Project 4: Movie Match

Final Algorithms Project

Educational Objectives: After completing this assignment, the student should be able to accomplish the following:

Define and implement graph classes
Implement the adjacency list representation for a graph
Design and implement graph algorithms operating on a standard graph interface
Accurately describe the Breadth First Search [BFS] algorithm
Accurately describe the Depth First Search [DFS] algorithm
Efficiently implement BFS operating on a standard graph API
Efficiently implement DFS operating on a standard graph API
Analyze the runtime and runspace requirements of DFS on adjacency list representations
Analyze the runtime and runspace requirements of BFS on adjacency list representations
Analyze the runtime and runspace requirements of DFS on adjacency matrix representations
Analyze the runtime and runspace requirements of BFS on adjacency matrix representations
Describe and implement the Symbol Graph
Define bipartite graphs
Explain the besic conclusions about path lengths in bipartite graphs
Describe the back-end design for the Movie Match game solver

Operational Objectives: Design and implement the following classes:

Breadth First Survey
Depth First Survey (3-teams only)
Symbol Graph
Movie Match Game

You may have teams of 2 or 3 people. The team should compose a brief summary of work that explains the responsibilities and work products each member of the team accomplished. Also each team member should submit the project individually. Please make certain that the submissions for each member of a team are identical.

Deliverables: Files:

readme.txt     # required for all
bfsurvey.h     # required for all
dfsurvey.h     # required for 3-teams only
symgraph.h     # required for all
moviematch.h   # required for all
makefile       # builds all executables in project, including tests

Procedural Requirements

The official development | testing | assessment environment is gnu g++ on the linprog machines.
Each member of a team submits all team deliverables

Deliverables submitted should be identical across all team members.

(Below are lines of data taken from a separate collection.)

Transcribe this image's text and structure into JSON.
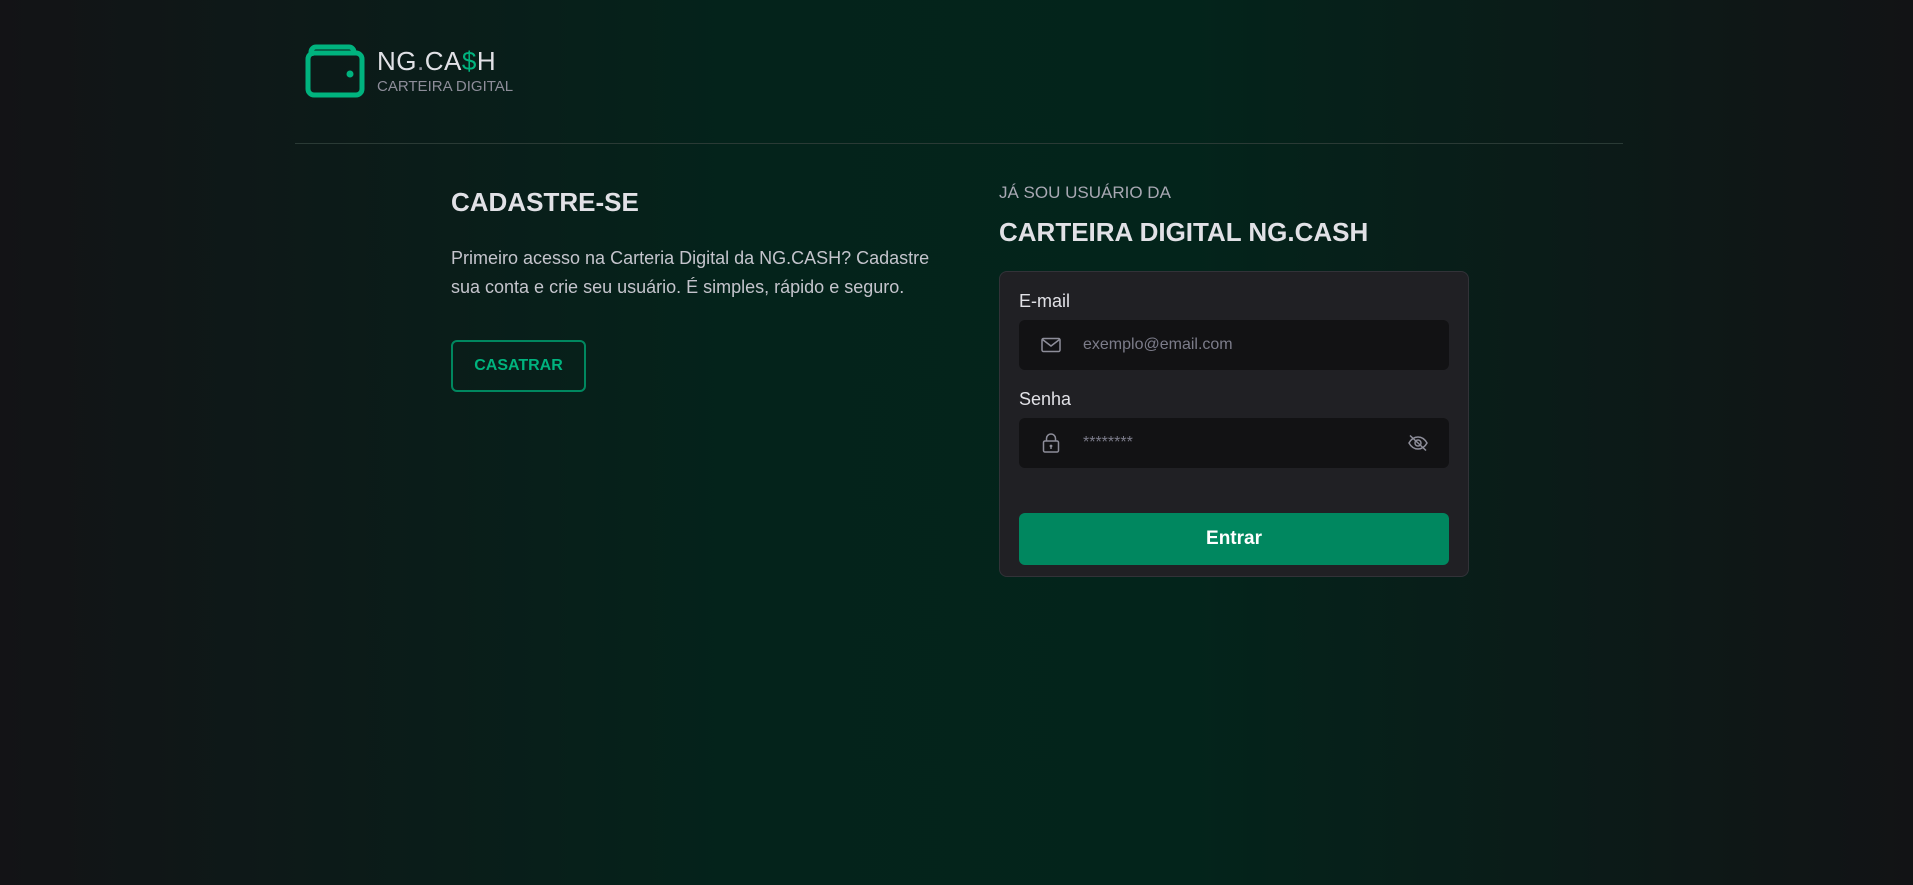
{
  "header": {
    "brand_prefix": "NG",
    "brand_dot": ".",
    "brand_ca": "CA",
    "brand_dollar": "$",
    "brand_h": "H",
    "subtitle": "CARTEIRA DIGITAL"
  },
  "register": {
    "title": "CADASTRE-SE",
    "description": "Primeiro acesso na Carteria Digital da NG.CASH? Cadastre sua conta e crie seu usuário. É simples, rápido e seguro.",
    "button_label": "CASATRAR"
  },
  "login": {
    "kicker": "JÁ SOU USUÁRIO DA",
    "title": "CARTEIRA DIGITAL NG.CASH",
    "email_label": "E-mail",
    "email_placeholder": "exemplo@email.com",
    "password_label": "Senha",
    "password_placeholder": "********",
    "submit_label": "Entrar"
  },
  "icons": {
    "logo": "wallet-icon",
    "email": "mail-icon",
    "password": "lock-icon",
    "toggle": "eye-off-icon"
  },
  "colors": {
    "accent": "#00b37e",
    "primary_button": "#00875f",
    "card_bg": "#202024",
    "input_bg": "#121214"
  }
}
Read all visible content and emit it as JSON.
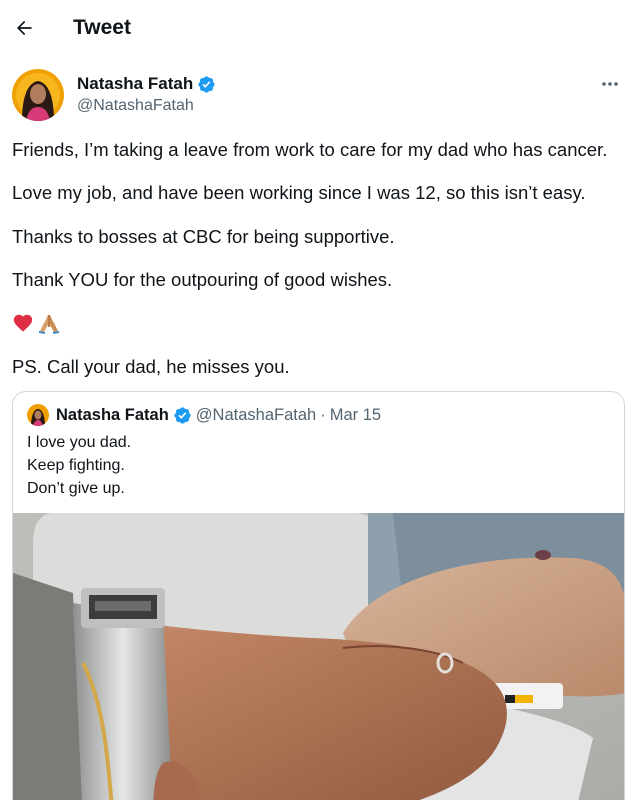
{
  "header": {
    "back_icon": "arrow-left-icon",
    "title": "Tweet"
  },
  "author": {
    "name": "Natasha Fatah",
    "handle": "@NatashaFatah",
    "verified_icon": "verified-badge-icon",
    "more_icon": "more-horizontal-icon"
  },
  "tweet": {
    "lines": [
      "Friends, I’m taking a leave from work to care for my dad who has cancer.",
      "Love my job, and have been working since I was 12, so this isn’t easy.",
      "Thanks to bosses at CBC for being supportive.",
      "Thank YOU for the outpouring of good wishes.",
      "PS. Call your dad, he misses you."
    ],
    "emojis": [
      "heart-icon",
      "folded-hands-icon"
    ]
  },
  "quoted_tweet": {
    "name": "Natasha Fatah",
    "handle": "@NatashaFatah",
    "separator": "·",
    "date": "Mar 15",
    "lines": [
      "I love you dad.",
      "Keep fighting.",
      "Don’t give up."
    ],
    "photo": "holding-hands-photo"
  },
  "colors": {
    "text": "#0f1419",
    "secondary_text": "#536471",
    "border": "#cfd9de",
    "verified_blue": "#1d9bf0"
  }
}
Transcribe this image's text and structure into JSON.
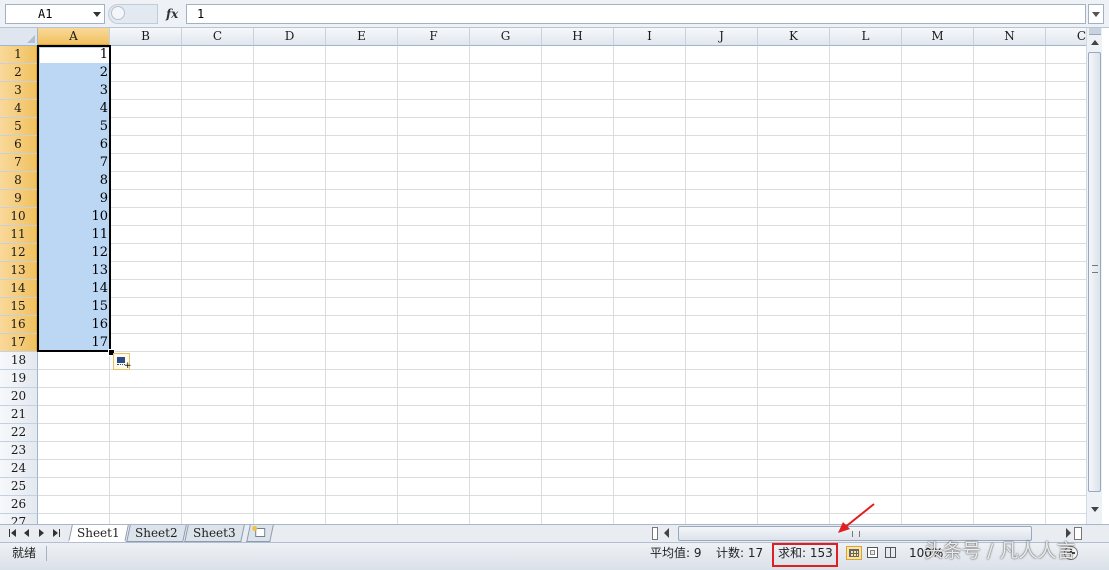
{
  "formula_bar": {
    "name_box": "A1",
    "fx_label": "fx",
    "formula_value": "1"
  },
  "columns": [
    "A",
    "B",
    "C",
    "D",
    "E",
    "F",
    "G",
    "H",
    "I",
    "J",
    "K",
    "L",
    "M",
    "N",
    "C"
  ],
  "rows": [
    "1",
    "2",
    "3",
    "4",
    "5",
    "6",
    "7",
    "8",
    "9",
    "10",
    "11",
    "12",
    "13",
    "14",
    "15",
    "16",
    "17",
    "18",
    "19",
    "20",
    "21",
    "22",
    "23",
    "24",
    "25",
    "26",
    "27"
  ],
  "cells_column_a": [
    "1",
    "2",
    "3",
    "4",
    "5",
    "6",
    "7",
    "8",
    "9",
    "10",
    "11",
    "12",
    "13",
    "14",
    "15",
    "16",
    "17"
  ],
  "selection": {
    "range": "A1:A17",
    "selected_column": "A",
    "selected_rows": 17
  },
  "sheet_tabs": {
    "sheets": [
      "Sheet1",
      "Sheet2",
      "Sheet3"
    ],
    "active": "Sheet1"
  },
  "status_bar": {
    "ready": "就绪",
    "average": "平均值: 9",
    "count": "计数: 17",
    "sum": "求和: 153",
    "zoom": "100%"
  },
  "watermark": "头条号 / 凡人人言",
  "colors": {
    "selection_fill": "#bcd7f4",
    "header_selected": "#f1c15f",
    "annotation_red": "#e02020"
  }
}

The team makup is listed in the file header documentation of each submitted file (see C++ Style link for standards)

File readme.txt explains how the software was developed, what responsibilities each team member had, how it was tested, and how it is expected to be operated.

Copy all of the test harnesses and graph files from LIB/proj4:

fgraph.cpp     # general test for graph classes
ftopsort.cpp   # another test for directed graphs
fbfsurvey.cpp  # used for fbfsurvey_ug.cpp and fbfsurvey_dg.cpp
fdfsurvey.cpp  # used for fdfsurvey_ug.cpp and fdfsurvey_dg.cpp
KevinBacon.cpp # client program for MovieMatch

Copy the file LIB/proj4/proj4submit.sh into your project directory, change its permissions to executable, and submit the project by executing the script.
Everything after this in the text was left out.